Even numbers (2, 4, 6, 8...) can be split into two equal groups; odd numbers (1, 3, 5, 7...) cannot. Recognizing this property helps with number classification and patterns.
You already know how to skip-count by 2s: 2, 4, 6, 8, 10... That counting pattern is exactly the list of even numbers. Every number you land on when you skip-count by 2s is even. The numbers you skip over — 1, 3, 5, 7, 9... — are odd numbers. So the two lists take turns: odd, even, odd, even, going up forever.
Here's the best way to understand what "even" really means: if you have an even number of things, you can split them into two perfectly equal groups with nothing left over. 8 apples split into two groups of 4 — no leftovers. 6 split into two groups of 3 — no leftovers. But try it with 7: you get two groups of 3 and one apple left over. That leftover is what makes 7 odd. Even means pairs with no leftovers; odd means one is always left alone.

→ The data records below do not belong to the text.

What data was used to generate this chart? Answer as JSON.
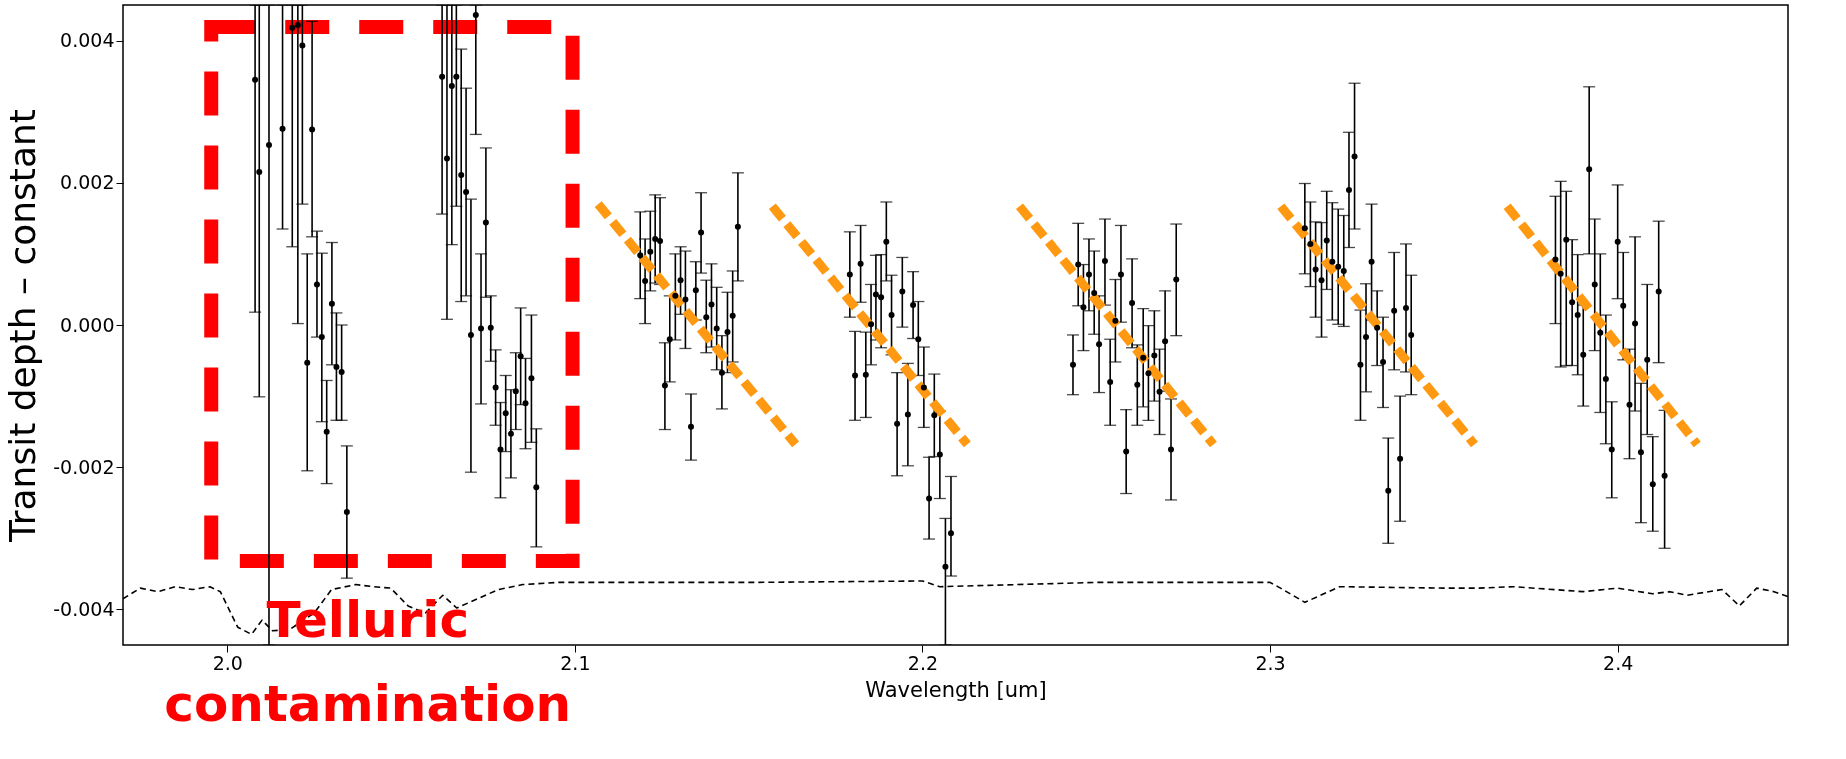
{
  "chart_data": {
    "type": "scatter",
    "xlabel": "Wavelength [um]",
    "ylabel": "Transit depth – constant",
    "xlim": [
      1.97,
      2.449
    ],
    "ylim": [
      -0.0045,
      0.0045
    ],
    "xticks": [
      {
        "value": 2.0,
        "label": "2.0"
      },
      {
        "value": 2.1,
        "label": "2.1"
      },
      {
        "value": 2.2,
        "label": "2.2"
      },
      {
        "value": 2.3,
        "label": "2.3"
      },
      {
        "value": 2.4,
        "label": "2.4"
      }
    ],
    "yticks": [
      {
        "value": -0.004,
        "label": "-0.004"
      },
      {
        "value": -0.002,
        "label": "-0.002"
      },
      {
        "value": 0.0,
        "label": "0.000"
      },
      {
        "value": 0.002,
        "label": "0.002"
      },
      {
        "value": 0.004,
        "label": "0.004"
      }
    ],
    "grid": false,
    "annotations": [
      "Telluric contamination"
    ],
    "series": [
      {
        "marker": "circle",
        "color": "#000000",
        "x": [
          2.008,
          2.0092,
          2.012,
          2.0159,
          2.0187,
          2.0203,
          2.0216,
          2.023,
          2.0244,
          2.0258,
          2.0272,
          2.0286,
          2.0301,
          2.0314,
          2.0329,
          2.0344,
          2.0618,
          2.0632,
          2.0646,
          2.0659,
          2.0673,
          2.0687,
          2.0701,
          2.0715,
          2.073,
          2.0744,
          2.0758,
          2.0772,
          2.0786,
          2.0801,
          2.0816,
          2.083,
          2.0844,
          2.0858,
          2.0875,
          2.0889,
          2.1188,
          2.1202,
          2.1217,
          2.1231,
          2.1245,
          2.1259,
          2.1273,
          2.1289,
          2.1304,
          2.1318,
          2.1334,
          2.1348,
          2.1363,
          2.1378,
          2.1393,
          2.1408,
          2.1423,
          2.1439,
          2.1454,
          2.1469,
          2.1791,
          2.1806,
          2.1822,
          2.1837,
          2.1852,
          2.1866,
          2.1881,
          2.1896,
          2.1911,
          2.1927,
          2.1942,
          2.1958,
          2.1973,
          2.1988,
          2.2004,
          2.2019,
          2.2034,
          2.205,
          2.2066,
          2.2082,
          2.2433,
          2.2448,
          2.2463,
          2.2479,
          2.2494,
          2.2508,
          2.2525,
          2.254,
          2.2555,
          2.2571,
          2.2586,
          2.2603,
          2.2618,
          2.2635,
          2.265,
          2.2667,
          2.2682,
          2.2698,
          2.2715,
          2.273,
          2.31,
          2.3116,
          2.3131,
          2.3148,
          2.3163,
          2.3179,
          2.3196,
          2.3212,
          2.3227,
          2.3243,
          2.326,
          2.3276,
          2.3292,
          2.3308,
          2.3325,
          2.334,
          2.3357,
          2.3374,
          2.3391,
          2.3406,
          2.3821,
          2.3836,
          2.3852,
          2.3869,
          2.3885,
          2.3901,
          2.3918,
          2.3934,
          2.395,
          2.3966,
          2.3983,
          2.4,
          2.4016,
          2.4034,
          2.405,
          2.4067,
          2.4085,
          2.4101,
          2.4118,
          2.4135
        ],
        "values": [
          0.00345,
          0.00215,
          0.00253,
          0.00276,
          0.00418,
          0.00422,
          0.00393,
          -0.00053,
          0.00275,
          0.00057,
          -0.00017,
          -0.0015,
          0.0003,
          -0.00059,
          -0.00066,
          -0.00263,
          0.00349,
          0.00234,
          0.00336,
          0.00349,
          0.00211,
          0.00187,
          -0.00014,
          0.00436,
          -5e-05,
          0.00144,
          -4e-05,
          -0.00088,
          -0.00175,
          -0.00124,
          -0.00153,
          -0.00093,
          -0.00044,
          -0.0011,
          -0.00075,
          -0.00228,
          0.00098,
          0.00062,
          0.00103,
          0.00121,
          0.00118,
          -0.00085,
          -0.0002,
          0.00041,
          0.00063,
          0.00036,
          -0.00143,
          0.00049,
          0.0013,
          0.00011,
          0.00029,
          -5e-05,
          -0.00067,
          -0.0001,
          0.00013,
          0.00138,
          0.00071,
          -0.00071,
          0.00086,
          -0.0007,
          1e-05,
          0.00043,
          0.00039,
          0.00117,
          0.00014,
          -0.00139,
          0.00047,
          -0.00126,
          0.00028,
          -0.0002,
          -0.00088,
          -0.00244,
          -0.00127,
          -0.00182,
          -0.0034,
          -0.00293,
          -0.00056,
          0.00085,
          0.00025,
          0.00071,
          0.00045,
          -0.00027,
          0.0009,
          -0.0008,
          6e-05,
          0.00071,
          -0.00178,
          0.00031,
          -0.00084,
          -0.00046,
          -0.00068,
          -0.00043,
          -0.00094,
          -0.00023,
          -0.00175,
          0.00064,
          0.00136,
          0.00114,
          0.00078,
          0.00063,
          0.00119,
          0.00089,
          0.00082,
          0.00076,
          0.0019,
          0.00237,
          -0.00056,
          -0.00017,
          0.00089,
          -4e-05,
          -0.00052,
          -0.00233,
          0.0002,
          -0.00188,
          0.00024,
          -0.00014,
          0.00092,
          0.00072,
          0.0012,
          0.00032,
          0.00014,
          -0.00042,
          0.00219,
          0.00057,
          -0.00011,
          -0.00076,
          -0.00175,
          0.00117,
          0.00027,
          -0.00112,
          2e-05,
          -0.00179,
          -0.00049,
          -0.00224,
          0.00047,
          -0.00212
        ],
        "errors": [
          [
            0.00018,
            0.0045
          ],
          [
            -0.00101,
            0.0045
          ],
          [
            -0.0045,
            0.0045
          ],
          [
            0.00135,
            0.0045
          ],
          [
            0.0011,
            0.0045
          ],
          [
            2e-05,
            0.0045
          ],
          [
            0.0017,
            0.0045
          ],
          [
            -0.00205,
            0.001
          ],
          [
            0.00124,
            0.00427
          ],
          [
            -0.00017,
            0.00132
          ],
          [
            -0.00136,
            0.00101
          ],
          [
            -0.00223,
            -0.00078
          ],
          [
            -0.00056,
            0.00116
          ],
          [
            -0.00134,
            0.00017
          ],
          [
            -0.00134,
            0.0
          ],
          [
            -0.00356,
            -0.0017
          ],
          [
            0.00156,
            0.0045
          ],
          [
            8e-05,
            0.0045
          ],
          [
            0.00113,
            0.0045
          ],
          [
            0.00167,
            0.0045
          ],
          [
            0.00033,
            0.00388
          ],
          [
            0.00041,
            0.00333
          ],
          [
            -0.00207,
            0.00177
          ],
          [
            0.00268,
            0.0045
          ],
          [
            -0.00111,
            0.001
          ],
          [
            0.00039,
            0.00249
          ],
          [
            -0.00051,
            0.00041
          ],
          [
            -0.00141,
            -0.00035
          ],
          [
            -0.00243,
            -0.00109
          ],
          [
            -0.00178,
            -0.00071
          ],
          [
            -0.00215,
            -0.00091
          ],
          [
            -0.00147,
            -0.00039
          ],
          [
            -0.00112,
            0.00024
          ],
          [
            -0.00174,
            -0.00047
          ],
          [
            -0.00165,
            0.00014
          ],
          [
            -0.00312,
            -0.00146
          ],
          [
            0.00037,
            0.00159
          ],
          [
            2e-05,
            0.00121
          ],
          [
            0.00048,
            0.0016
          ],
          [
            0.00059,
            0.00183
          ],
          [
            0.00057,
            0.00179
          ],
          [
            -0.00147,
            -0.00025
          ],
          [
            -0.0008,
            0.00041
          ],
          [
            -0.00021,
            0.001
          ],
          [
            0.00015,
            0.0011
          ],
          [
            -0.00033,
            0.00104
          ],
          [
            -0.0019,
            -0.00097
          ],
          [
            7e-05,
            0.00089
          ],
          [
            0.00073,
            0.00186
          ],
          [
            -0.00039,
            0.00063
          ],
          [
            -0.00031,
            0.00086
          ],
          [
            -0.00063,
            0.00053
          ],
          [
            -0.00118,
            -0.00015
          ],
          [
            -0.00067,
            0.00046
          ],
          [
            -0.00052,
            0.00076
          ],
          [
            0.00062,
            0.00214
          ],
          [
            0.00011,
            0.00131
          ],
          [
            -0.00134,
            -9e-05
          ],
          [
            0.00032,
            0.0014
          ],
          [
            -0.0013,
            -0.0001
          ],
          [
            -0.00056,
            0.00057
          ],
          [
            -0.00021,
            0.00098
          ],
          [
            -0.00032,
            0.00099
          ],
          [
            0.00062,
            0.00173
          ],
          [
            -0.00042,
            0.0007
          ],
          [
            -0.00212,
            -0.00067
          ],
          [
            -3e-05,
            0.00095
          ],
          [
            -0.00198,
            -0.00054
          ],
          [
            -0.00019,
            0.00075
          ],
          [
            -0.00071,
            0.00033
          ],
          [
            -0.00144,
            -0.00031
          ],
          [
            -0.00301,
            -0.00186
          ],
          [
            -0.00185,
            -0.00069
          ],
          [
            -0.00244,
            -0.00121
          ],
          [
            -0.0045,
            -0.00272
          ],
          [
            -0.00353,
            -0.00213
          ],
          [
            -0.00098,
            -0.00014
          ],
          [
            0.00027,
            0.00143
          ],
          [
            -0.00036,
            0.00085
          ],
          [
            0.0002,
            0.00121
          ],
          [
            -0.00013,
            0.00104
          ],
          [
            -0.00095,
            0.00041
          ],
          [
            0.00028,
            0.00149
          ],
          [
            -0.00141,
            -0.0002
          ],
          [
            -0.00052,
            0.00064
          ],
          [
            4e-05,
            0.0014
          ],
          [
            -0.00237,
            -0.00119
          ],
          [
            -0.00032,
            0.00093
          ],
          [
            -0.00141,
            -0.00028
          ],
          [
            -0.00115,
            0.00023
          ],
          [
            -0.00134,
            -1e-05
          ],
          [
            -0.00107,
            0.0002
          ],
          [
            -0.00154,
            -0.00034
          ],
          [
            -0.00093,
            0.00048
          ],
          [
            -0.00246,
            -0.00104
          ],
          [
            -0.00015,
            0.00142
          ],
          [
            0.00072,
            0.00199
          ],
          [
            0.00054,
            0.00173
          ],
          [
            0.00011,
            0.00145
          ],
          [
            -0.00017,
            0.00144
          ],
          [
            0.0005,
            0.00188
          ],
          [
            7e-05,
            0.00172
          ],
          [
            1e-05,
            0.00163
          ],
          [
            -2e-05,
            0.00154
          ],
          [
            0.00109,
            0.00271
          ],
          [
            0.00135,
            0.0034
          ],
          [
            -0.00134,
            0.00021
          ],
          [
            -0.00094,
            0.00058
          ],
          [
            7e-05,
            0.0017
          ],
          [
            -0.00057,
            0.00048
          ],
          [
            -0.00116,
            0.00011
          ],
          [
            -0.00307,
            -0.00159
          ],
          [
            -0.00063,
            0.00102
          ],
          [
            -0.00276,
            -0.001
          ],
          [
            -0.00066,
            0.00114
          ],
          [
            -0.00098,
            0.0007
          ],
          [
            2e-05,
            0.00181
          ],
          [
            -0.00059,
            0.00202
          ],
          [
            -0.00057,
            0.00188
          ],
          [
            -0.00057,
            0.0012
          ],
          [
            -0.0007,
            0.00099
          ],
          [
            -0.00114,
            0.00028
          ],
          [
            0.001,
            0.00335
          ],
          [
            -0.00036,
            0.00149
          ],
          [
            -0.00123,
            0.001
          ],
          [
            -0.00167,
            0.00014
          ],
          [
            -0.00243,
            -0.00108
          ],
          [
            0.00037,
            0.00197
          ],
          [
            -0.00049,
            0.00102
          ],
          [
            -0.00188,
            -0.00034
          ],
          [
            -0.00121,
            0.00124
          ],
          [
            -0.00278,
            -0.00082
          ],
          [
            -0.00154,
            0.00057
          ],
          [
            -0.0029,
            -0.00157
          ],
          [
            -0.00053,
            0.00146
          ],
          [
            -0.00314,
            -0.0012
          ]
        ]
      },
      {
        "type": "line",
        "color": "#ff9912",
        "line_style": "dashed",
        "x": [
          2.1067,
          2.1635
        ],
        "values": [
          0.0017,
          -0.00168
        ]
      },
      {
        "type": "line",
        "color": "#ff9912",
        "line_style": "dashed",
        "x": [
          2.1568,
          2.2129
        ],
        "values": [
          0.00167,
          -0.00168
        ]
      },
      {
        "type": "line",
        "color": "#ff9912",
        "line_style": "dashed",
        "x": [
          2.2279,
          2.2837
        ],
        "values": [
          0.00167,
          -0.00168
        ]
      },
      {
        "type": "line",
        "color": "#ff9912",
        "line_style": "dashed",
        "x": [
          2.3031,
          2.3588
        ],
        "values": [
          0.00167,
          -0.00168
        ]
      },
      {
        "type": "line",
        "color": "#ff9912",
        "line_style": "dashed",
        "x": [
          2.3682,
          2.4229
        ],
        "values": [
          0.00167,
          -0.00168
        ]
      },
      {
        "type": "line",
        "color": "#000000",
        "line_style": "dotted",
        "x": [
          1.97,
          1.975,
          1.98,
          1.985,
          1.99,
          1.995,
          1.998,
          2.003,
          2.007,
          2.01,
          2.013,
          2.018,
          2.025,
          2.03,
          2.037,
          2.042,
          2.047,
          2.052,
          2.057,
          2.062,
          2.066,
          2.072,
          2.078,
          2.085,
          2.095,
          2.11,
          2.15,
          2.2,
          2.205,
          2.25,
          2.3,
          2.303,
          2.31,
          2.32,
          2.35,
          2.36,
          2.37,
          2.39,
          2.4,
          2.41,
          2.415,
          2.42,
          2.43,
          2.435,
          2.44,
          2.445,
          2.449
        ],
        "values": [
          -0.00385,
          -0.0037,
          -0.00375,
          -0.00368,
          -0.00372,
          -0.00368,
          -0.00375,
          -0.00425,
          -0.00435,
          -0.00415,
          -0.0043,
          -0.00428,
          -0.00405,
          -0.00372,
          -0.00365,
          -0.00368,
          -0.0037,
          -0.00395,
          -0.00405,
          -0.0038,
          -0.00398,
          -0.00385,
          -0.00372,
          -0.00365,
          -0.00362,
          -0.00362,
          -0.00362,
          -0.0036,
          -0.00368,
          -0.00362,
          -0.00362,
          -0.0037,
          -0.0039,
          -0.00368,
          -0.0037,
          -0.0037,
          -0.00368,
          -0.00375,
          -0.0037,
          -0.00378,
          -0.00375,
          -0.0038,
          -0.00372,
          -0.00395,
          -0.0037,
          -0.00375,
          -0.00382
        ]
      }
    ]
  }
}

You can use this idea to check any number. Take 10 objects and try pairing them up — do they all pair? Yes, 10 is even. Take 9 — one ends up without a partner. 9 is odd. Another quick trick: look at the last digit of any number. If it ends in 0, 2, 4, 6, or 8, the number is even. If it ends in 1, 3, 5, 7, or 9, it's odd. That's why 100 is even and 101 is odd, even though they're big numbers.
Even and odd numbers show up in patterns everywhere. When you add two even numbers, you always get an even number. When you add two odd numbers, you also get an even number. But when you add one even and one odd, you get an odd number. You don't have to memorize these rules — you can figure them out from the "leftover" idea. Two odd numbers each have one leftover, and those two leftovers pair up, leaving nothing extra. That's why odd + odd = even. Noticing patterns like this is what mathematics is really about.